Bryant has garnered several accolades and awards over the years, from being honored as a Champion of Change for Tech Inclusion in 2013 to the prestigious Pahara-Aspen Education Fellowship. After getting Black Girls CODE off the ground, her primary focus became growth.
Black Girls CODE is changing the face of technology
According to the Bureau of Labor Statistics, “Employment of computer and information research scientists is projected to grow 21% from 2021 to 2031, much faster than the average for all occupations.” Black Girls CODE has a lofty goal to fit in with this changing landscape. BGC aims to train 1 million girls to code by 2040. Bryant, who has set BGC’s identity as the “Girl Scouts of technology,” says the organization is constantly trying to expand and offer new programs to reach their goal. She also believes there is a ripple effect happening in this community of young girls that will help them reach this target.
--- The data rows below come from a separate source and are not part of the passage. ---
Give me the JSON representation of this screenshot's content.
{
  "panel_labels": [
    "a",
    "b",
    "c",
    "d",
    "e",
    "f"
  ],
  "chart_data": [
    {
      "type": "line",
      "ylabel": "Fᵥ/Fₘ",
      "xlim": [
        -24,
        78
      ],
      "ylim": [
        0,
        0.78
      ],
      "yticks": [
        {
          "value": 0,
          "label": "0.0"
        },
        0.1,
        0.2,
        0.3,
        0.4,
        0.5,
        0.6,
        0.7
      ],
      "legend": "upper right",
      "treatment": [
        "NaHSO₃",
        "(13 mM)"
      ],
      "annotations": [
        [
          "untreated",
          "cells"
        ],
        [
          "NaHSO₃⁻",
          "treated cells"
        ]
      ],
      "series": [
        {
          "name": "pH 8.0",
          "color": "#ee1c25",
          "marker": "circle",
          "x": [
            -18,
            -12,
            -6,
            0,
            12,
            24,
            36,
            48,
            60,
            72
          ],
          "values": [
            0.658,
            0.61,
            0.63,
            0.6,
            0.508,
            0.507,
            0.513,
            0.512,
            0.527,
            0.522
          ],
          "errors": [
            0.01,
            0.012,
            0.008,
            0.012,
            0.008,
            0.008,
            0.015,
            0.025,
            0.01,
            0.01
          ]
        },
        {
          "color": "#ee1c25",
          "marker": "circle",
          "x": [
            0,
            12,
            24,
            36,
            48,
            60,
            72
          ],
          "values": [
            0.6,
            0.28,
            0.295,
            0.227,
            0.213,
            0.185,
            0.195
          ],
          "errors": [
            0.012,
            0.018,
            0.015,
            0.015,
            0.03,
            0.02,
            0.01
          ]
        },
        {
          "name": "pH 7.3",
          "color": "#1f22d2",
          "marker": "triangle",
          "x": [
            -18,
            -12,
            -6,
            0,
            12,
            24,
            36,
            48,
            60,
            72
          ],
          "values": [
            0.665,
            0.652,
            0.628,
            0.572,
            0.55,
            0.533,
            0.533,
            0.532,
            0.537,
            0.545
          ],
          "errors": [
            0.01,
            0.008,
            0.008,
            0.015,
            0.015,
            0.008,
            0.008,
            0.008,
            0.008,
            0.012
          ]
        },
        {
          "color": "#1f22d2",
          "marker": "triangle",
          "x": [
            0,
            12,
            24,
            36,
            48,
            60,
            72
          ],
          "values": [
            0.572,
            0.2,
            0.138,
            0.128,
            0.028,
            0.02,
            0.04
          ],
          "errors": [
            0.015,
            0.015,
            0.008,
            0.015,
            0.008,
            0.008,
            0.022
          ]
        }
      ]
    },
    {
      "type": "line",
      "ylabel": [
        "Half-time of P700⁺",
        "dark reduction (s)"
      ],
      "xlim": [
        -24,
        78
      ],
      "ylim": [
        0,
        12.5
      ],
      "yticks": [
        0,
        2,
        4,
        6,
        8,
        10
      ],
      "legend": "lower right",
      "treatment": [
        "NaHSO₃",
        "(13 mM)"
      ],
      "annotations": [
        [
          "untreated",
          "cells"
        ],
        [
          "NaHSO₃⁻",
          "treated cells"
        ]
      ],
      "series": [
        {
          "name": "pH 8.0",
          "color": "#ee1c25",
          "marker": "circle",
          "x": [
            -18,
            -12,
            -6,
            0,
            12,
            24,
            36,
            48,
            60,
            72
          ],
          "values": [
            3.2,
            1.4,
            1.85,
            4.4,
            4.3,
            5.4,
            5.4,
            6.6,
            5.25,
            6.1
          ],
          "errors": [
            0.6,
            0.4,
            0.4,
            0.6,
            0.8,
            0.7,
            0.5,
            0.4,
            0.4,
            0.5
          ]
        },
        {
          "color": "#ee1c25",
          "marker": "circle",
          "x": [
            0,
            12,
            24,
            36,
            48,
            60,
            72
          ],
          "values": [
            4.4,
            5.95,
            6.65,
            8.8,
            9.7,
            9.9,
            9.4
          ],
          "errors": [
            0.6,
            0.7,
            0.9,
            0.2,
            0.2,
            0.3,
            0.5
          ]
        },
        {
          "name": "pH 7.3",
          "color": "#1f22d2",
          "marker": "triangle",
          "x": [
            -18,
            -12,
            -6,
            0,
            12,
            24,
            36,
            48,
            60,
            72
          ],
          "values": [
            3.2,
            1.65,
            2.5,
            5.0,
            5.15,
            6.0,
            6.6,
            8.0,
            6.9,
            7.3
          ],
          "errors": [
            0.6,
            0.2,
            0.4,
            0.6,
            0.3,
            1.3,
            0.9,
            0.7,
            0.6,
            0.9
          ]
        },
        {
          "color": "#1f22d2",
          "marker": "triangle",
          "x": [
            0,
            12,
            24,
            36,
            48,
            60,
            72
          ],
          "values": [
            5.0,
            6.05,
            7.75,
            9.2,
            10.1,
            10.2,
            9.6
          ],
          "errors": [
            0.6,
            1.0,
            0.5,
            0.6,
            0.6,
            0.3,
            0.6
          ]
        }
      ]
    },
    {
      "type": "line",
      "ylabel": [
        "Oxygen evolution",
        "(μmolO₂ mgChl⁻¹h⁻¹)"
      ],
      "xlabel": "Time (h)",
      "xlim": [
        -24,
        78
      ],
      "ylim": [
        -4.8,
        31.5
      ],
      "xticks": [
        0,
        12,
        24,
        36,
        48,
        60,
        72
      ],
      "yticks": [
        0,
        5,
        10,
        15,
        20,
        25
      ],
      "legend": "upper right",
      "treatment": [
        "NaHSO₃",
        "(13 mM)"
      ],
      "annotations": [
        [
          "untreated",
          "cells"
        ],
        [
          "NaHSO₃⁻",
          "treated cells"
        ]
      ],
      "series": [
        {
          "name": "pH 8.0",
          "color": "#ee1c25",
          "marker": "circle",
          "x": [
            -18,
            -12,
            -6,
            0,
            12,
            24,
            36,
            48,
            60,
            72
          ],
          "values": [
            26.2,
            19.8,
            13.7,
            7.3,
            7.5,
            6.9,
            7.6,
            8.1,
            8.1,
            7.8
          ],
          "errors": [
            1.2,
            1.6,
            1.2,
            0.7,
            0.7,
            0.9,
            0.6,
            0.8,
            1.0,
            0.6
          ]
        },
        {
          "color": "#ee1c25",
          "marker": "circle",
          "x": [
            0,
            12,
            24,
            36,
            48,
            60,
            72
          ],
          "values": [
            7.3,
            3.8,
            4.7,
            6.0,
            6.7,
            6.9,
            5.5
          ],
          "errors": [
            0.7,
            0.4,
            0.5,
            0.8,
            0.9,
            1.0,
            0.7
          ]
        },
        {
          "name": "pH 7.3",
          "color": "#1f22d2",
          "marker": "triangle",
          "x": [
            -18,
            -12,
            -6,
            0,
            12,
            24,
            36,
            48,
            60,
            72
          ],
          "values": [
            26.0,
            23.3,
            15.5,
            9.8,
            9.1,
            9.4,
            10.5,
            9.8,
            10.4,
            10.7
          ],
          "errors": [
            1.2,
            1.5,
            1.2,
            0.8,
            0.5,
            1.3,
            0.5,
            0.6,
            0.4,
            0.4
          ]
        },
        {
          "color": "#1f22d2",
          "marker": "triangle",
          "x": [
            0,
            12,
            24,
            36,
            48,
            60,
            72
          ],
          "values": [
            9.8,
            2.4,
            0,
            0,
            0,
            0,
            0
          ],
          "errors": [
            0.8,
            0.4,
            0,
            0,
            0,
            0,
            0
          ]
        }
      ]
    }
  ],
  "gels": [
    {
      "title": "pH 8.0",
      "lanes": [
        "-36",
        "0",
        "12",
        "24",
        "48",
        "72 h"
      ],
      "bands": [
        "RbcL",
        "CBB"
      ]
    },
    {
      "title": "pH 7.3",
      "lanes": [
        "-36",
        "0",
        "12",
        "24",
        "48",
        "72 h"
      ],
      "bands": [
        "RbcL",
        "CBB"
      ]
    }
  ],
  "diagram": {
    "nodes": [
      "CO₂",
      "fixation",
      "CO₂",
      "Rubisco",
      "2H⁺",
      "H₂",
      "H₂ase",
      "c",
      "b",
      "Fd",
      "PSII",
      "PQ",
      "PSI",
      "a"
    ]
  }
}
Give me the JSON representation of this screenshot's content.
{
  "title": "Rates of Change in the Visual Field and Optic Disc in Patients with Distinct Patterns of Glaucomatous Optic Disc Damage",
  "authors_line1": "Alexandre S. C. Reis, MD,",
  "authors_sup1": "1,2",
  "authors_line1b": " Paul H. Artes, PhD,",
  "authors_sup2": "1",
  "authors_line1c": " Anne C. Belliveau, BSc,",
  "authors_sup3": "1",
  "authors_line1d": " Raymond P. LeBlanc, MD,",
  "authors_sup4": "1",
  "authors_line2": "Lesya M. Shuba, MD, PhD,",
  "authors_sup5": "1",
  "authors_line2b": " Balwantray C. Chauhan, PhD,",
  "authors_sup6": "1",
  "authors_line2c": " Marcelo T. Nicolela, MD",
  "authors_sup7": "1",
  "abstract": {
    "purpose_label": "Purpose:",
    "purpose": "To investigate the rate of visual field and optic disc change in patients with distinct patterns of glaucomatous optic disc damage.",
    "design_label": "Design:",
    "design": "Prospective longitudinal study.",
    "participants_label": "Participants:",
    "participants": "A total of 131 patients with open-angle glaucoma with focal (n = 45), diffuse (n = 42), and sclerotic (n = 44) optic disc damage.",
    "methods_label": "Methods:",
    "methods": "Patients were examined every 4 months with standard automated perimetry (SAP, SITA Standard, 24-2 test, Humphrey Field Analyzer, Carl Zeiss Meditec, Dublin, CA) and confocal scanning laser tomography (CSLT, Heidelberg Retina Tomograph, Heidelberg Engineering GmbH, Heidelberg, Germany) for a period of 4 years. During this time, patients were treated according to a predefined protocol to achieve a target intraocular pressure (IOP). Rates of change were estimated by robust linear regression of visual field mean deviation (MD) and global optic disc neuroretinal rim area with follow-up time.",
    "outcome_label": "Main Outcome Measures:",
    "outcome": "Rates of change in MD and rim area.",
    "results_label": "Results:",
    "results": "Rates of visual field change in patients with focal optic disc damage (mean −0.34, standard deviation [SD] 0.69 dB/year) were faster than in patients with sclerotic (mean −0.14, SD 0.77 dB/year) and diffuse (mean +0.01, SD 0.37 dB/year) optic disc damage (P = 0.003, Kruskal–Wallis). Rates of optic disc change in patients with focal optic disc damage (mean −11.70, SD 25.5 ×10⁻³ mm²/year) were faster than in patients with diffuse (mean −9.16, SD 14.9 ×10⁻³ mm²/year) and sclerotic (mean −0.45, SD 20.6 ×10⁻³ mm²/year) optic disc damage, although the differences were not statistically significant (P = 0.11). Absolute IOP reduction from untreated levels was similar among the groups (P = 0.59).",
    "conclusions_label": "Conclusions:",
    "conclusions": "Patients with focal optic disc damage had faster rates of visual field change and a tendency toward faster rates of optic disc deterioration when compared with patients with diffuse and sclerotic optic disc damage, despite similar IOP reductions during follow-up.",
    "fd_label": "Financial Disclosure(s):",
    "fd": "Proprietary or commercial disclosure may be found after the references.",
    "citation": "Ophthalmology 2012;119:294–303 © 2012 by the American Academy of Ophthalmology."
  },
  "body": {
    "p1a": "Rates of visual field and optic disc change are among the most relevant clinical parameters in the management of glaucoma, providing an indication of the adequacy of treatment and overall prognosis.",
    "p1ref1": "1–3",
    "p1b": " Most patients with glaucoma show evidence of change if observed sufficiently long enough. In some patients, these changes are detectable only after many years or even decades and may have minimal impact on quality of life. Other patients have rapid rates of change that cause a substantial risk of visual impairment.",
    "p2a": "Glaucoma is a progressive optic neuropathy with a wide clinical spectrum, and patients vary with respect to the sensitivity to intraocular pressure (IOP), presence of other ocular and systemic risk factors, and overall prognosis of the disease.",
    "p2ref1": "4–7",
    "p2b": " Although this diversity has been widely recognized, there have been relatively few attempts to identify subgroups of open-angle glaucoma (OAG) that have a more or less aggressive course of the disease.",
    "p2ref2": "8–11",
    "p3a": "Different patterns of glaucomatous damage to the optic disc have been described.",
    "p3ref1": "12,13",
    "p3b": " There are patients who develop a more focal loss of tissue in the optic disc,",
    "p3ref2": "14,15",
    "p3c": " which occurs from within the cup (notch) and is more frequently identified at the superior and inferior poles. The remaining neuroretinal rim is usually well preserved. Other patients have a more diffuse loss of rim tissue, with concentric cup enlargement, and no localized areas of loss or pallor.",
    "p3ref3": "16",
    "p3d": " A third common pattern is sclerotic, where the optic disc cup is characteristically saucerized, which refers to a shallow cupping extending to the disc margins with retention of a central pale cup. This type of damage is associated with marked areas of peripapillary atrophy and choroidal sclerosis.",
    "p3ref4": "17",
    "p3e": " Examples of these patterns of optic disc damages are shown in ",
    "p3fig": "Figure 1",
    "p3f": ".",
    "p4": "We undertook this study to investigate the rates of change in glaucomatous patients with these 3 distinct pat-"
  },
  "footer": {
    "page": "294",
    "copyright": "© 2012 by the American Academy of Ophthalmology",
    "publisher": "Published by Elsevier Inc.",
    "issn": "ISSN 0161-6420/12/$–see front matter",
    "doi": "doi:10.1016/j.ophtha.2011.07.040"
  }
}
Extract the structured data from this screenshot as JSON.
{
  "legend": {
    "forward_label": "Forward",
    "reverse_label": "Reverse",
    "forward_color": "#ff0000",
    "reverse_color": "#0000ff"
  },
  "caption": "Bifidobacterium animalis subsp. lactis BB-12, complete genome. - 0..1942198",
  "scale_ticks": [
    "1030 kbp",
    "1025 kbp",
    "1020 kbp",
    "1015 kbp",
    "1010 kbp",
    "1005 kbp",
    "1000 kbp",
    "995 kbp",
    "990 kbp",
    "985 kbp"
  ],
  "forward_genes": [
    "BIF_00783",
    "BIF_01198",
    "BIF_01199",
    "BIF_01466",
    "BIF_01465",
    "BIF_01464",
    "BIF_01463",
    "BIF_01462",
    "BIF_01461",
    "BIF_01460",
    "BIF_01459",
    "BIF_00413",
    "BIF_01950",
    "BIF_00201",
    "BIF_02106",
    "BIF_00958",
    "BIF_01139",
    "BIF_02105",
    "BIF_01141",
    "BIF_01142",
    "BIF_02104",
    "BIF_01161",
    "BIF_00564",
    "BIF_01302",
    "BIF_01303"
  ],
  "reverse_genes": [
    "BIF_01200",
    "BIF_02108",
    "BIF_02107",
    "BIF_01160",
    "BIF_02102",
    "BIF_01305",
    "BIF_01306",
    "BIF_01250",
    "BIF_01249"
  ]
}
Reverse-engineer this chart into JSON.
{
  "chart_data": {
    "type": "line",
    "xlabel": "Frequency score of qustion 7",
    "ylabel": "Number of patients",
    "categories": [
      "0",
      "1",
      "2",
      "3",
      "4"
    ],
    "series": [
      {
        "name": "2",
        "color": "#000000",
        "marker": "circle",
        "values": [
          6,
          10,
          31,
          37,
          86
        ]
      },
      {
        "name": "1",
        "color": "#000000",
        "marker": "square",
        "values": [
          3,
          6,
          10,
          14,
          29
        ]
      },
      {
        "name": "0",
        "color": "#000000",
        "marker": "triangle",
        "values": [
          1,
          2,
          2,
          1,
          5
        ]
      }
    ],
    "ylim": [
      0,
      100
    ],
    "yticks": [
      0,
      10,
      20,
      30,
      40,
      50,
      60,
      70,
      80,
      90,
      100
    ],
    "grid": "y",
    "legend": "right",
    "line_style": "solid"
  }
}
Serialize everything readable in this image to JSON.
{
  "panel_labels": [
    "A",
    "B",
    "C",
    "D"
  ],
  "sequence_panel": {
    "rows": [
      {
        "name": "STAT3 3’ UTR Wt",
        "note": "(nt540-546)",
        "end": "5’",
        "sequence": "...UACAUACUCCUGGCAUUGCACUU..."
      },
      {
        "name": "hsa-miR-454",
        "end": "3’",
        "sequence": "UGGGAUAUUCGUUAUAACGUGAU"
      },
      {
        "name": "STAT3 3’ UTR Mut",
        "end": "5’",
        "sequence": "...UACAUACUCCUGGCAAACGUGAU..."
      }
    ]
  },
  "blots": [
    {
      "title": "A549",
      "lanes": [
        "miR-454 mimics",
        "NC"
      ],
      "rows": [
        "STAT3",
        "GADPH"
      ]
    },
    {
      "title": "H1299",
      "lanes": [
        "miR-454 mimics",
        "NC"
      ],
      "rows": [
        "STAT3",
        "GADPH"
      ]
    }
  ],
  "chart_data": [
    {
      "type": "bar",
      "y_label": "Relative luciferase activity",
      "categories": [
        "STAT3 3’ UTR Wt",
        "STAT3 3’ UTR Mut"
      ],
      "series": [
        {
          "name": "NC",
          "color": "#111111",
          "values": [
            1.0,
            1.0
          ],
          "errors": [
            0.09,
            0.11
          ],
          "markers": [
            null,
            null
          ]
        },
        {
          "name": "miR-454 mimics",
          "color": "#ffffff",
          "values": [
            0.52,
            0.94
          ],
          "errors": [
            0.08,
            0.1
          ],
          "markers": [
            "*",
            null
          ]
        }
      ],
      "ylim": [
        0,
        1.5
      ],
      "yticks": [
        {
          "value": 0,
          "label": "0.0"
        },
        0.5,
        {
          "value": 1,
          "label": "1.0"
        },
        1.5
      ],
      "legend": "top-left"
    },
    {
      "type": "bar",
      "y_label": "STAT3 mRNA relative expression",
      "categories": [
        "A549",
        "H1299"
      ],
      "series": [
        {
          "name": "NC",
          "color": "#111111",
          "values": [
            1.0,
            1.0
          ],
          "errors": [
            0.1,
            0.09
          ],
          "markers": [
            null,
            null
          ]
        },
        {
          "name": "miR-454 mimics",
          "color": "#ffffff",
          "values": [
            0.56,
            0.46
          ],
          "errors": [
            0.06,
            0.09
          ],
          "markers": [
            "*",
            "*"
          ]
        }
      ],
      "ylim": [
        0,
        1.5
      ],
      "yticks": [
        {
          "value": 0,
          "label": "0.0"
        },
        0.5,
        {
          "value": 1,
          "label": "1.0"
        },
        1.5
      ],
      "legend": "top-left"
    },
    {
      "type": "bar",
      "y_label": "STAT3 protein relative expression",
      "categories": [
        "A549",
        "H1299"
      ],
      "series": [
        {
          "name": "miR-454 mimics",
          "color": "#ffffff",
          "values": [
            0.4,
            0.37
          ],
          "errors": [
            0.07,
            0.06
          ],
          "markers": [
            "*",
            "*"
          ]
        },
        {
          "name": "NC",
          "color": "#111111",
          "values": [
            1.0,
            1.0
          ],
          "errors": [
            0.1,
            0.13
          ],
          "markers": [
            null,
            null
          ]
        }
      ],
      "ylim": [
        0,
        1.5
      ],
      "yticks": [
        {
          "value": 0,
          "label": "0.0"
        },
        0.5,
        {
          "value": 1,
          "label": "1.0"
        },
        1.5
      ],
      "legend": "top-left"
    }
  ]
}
“We know without a doubt that if we teach one girl to code, she will teach 10 more,” Bryant said in her TED Talk. “Because women and girls are change agents, naturally, in both their families and their communities, and indeed in the world. So by giving them this access to skills and career skills and technology, we’re changing not just the trajectory of one girl, but we’re changing the collective trajectory of communities.”
Bryant credits her role as a mother as a crucial element of where Black Girls CODE is today. She saw her daughter struggling, and knew she had to do something.
“The key piece of the puzzle was that I could absolutely see ahead to what could possibly happen in the future, because I had lived that personally,” Bryant says. “I was driven by that—wanting to change that outcome for my daughter before it happened by doing something today to shift this whole industry.”